Jim grew up in Michigan. He received his B.A. at Yale University and doctorate from Oxford University. He has written for Harper’s, Scientific American, Politico, The New York Times, The Los Angeles Times, and numerous scholarly journals, including Proceedings of the National Academy of Sciences, Ecological Economics, Environmental Research Letters, and Climatic Change. He is the recipient of the 2017 Leontief Prize for Advancing the Frontiers of Economic Thought and the 2011 Fair Sharing of the Common Heritage Award from Project Censored and the Media Freedom Foundation.
Professor Léonce Ndikumana
Director, African Development Policy Program, University of Massachusetts Amherst
Léonce Ndikumana is Director of the African Development Policy Program and Distinguished Professor of Economics at the Political Economy Research Institute. He is also a member of the United Nations Committee on Development Policy and the Independent Commission for the Reform of International Corporate Taxation.
He has served as Director of Operational Policies and Director of Research at the African Development Bank, Chief of Macroeconomic Analysis at the United Nations Economic Commission for Africa (UNECA), and visiting Professor at the University of Cape Town. He is also an Honorary Professor of economics at the University of Stellenbosch, South Africa.
He has contributed to various areas of research and policy analysis on African countries, including the issues of external debt and capital flight, financial markets and growth, macroeconomic policies for growth and employment, and the economics of conflict and civil wars in Africa. He is co-editor of Capital Flight from Africa: Causes, Effects and Policy Issues and co-author of Africa’s Odious Debts: How Foreign Loans and Capital Flight Bled a Continent, published also in French as La Dette Odieuse d’Afrique : Comment l’endettement et la fuite des capitaux ont saigné un continent.
Nicholas Shaxson
writer, journalist and investigator
Nicholas Shaxson is a British writer, journalist and investigator. He is author of the 2007 book Poisoned Wells: The Dirty Politics of African Oil, and, following completion of Treasure Islands in 2010, a journalist and part-time writer and researcher for the Tax Justice Network, an expert-led group focused on tax and tax havens. In 2012 the International Tax Review named him as one of its “Global Tax 50” most influential people in international tax.

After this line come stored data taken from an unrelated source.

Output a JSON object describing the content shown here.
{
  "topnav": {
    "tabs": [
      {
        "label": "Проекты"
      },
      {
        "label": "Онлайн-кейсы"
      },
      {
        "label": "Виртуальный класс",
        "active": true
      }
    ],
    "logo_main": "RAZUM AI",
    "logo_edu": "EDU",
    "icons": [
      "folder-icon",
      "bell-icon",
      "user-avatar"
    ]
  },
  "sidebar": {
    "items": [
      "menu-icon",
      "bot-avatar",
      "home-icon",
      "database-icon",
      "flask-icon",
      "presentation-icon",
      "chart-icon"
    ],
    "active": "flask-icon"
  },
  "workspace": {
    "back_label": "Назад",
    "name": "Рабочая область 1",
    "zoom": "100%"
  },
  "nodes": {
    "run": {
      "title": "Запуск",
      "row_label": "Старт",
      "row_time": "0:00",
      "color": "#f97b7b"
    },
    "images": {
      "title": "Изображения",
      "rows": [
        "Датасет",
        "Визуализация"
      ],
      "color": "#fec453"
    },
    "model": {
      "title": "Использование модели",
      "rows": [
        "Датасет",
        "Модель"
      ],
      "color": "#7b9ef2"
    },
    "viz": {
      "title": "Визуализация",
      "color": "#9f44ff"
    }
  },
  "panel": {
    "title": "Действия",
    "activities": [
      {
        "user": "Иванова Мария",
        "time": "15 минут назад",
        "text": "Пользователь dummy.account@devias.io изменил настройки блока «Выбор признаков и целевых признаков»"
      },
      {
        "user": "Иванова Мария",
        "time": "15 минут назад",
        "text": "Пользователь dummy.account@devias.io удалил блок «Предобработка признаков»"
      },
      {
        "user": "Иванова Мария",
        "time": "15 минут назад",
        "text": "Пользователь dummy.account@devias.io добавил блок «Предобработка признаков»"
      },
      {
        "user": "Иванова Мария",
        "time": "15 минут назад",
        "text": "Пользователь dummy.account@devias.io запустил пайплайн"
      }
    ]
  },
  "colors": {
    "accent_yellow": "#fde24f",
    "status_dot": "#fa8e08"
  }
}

Since 1993 he has written extensively on global business and politics for the Financial Times, Vanity Fair, the Economist and its sister publication the Economist Intelligence Unit, Reuters, International Affairs, Foreign Affairs, the American Interest, the BBC, Africa Confidential, African Energy, and many others.
Professor Ricardo Soares de Oliveira
Director, Oxford Martin Programme on African Governance
Ricardo Soares de Oliveira is Professor of the International Politics of Africa at the Department of Politics and International Relations, University of Oxford, Official Fellow of St Peter's College, and a Fellow with the Global Public Policy Institute, Berlin.
His research interests include African politics (particularly West and Central Africa), the geopolitics of energy and international political economy, especially in the fields of natural resource extraction, state decay and post-conflict reconstruction.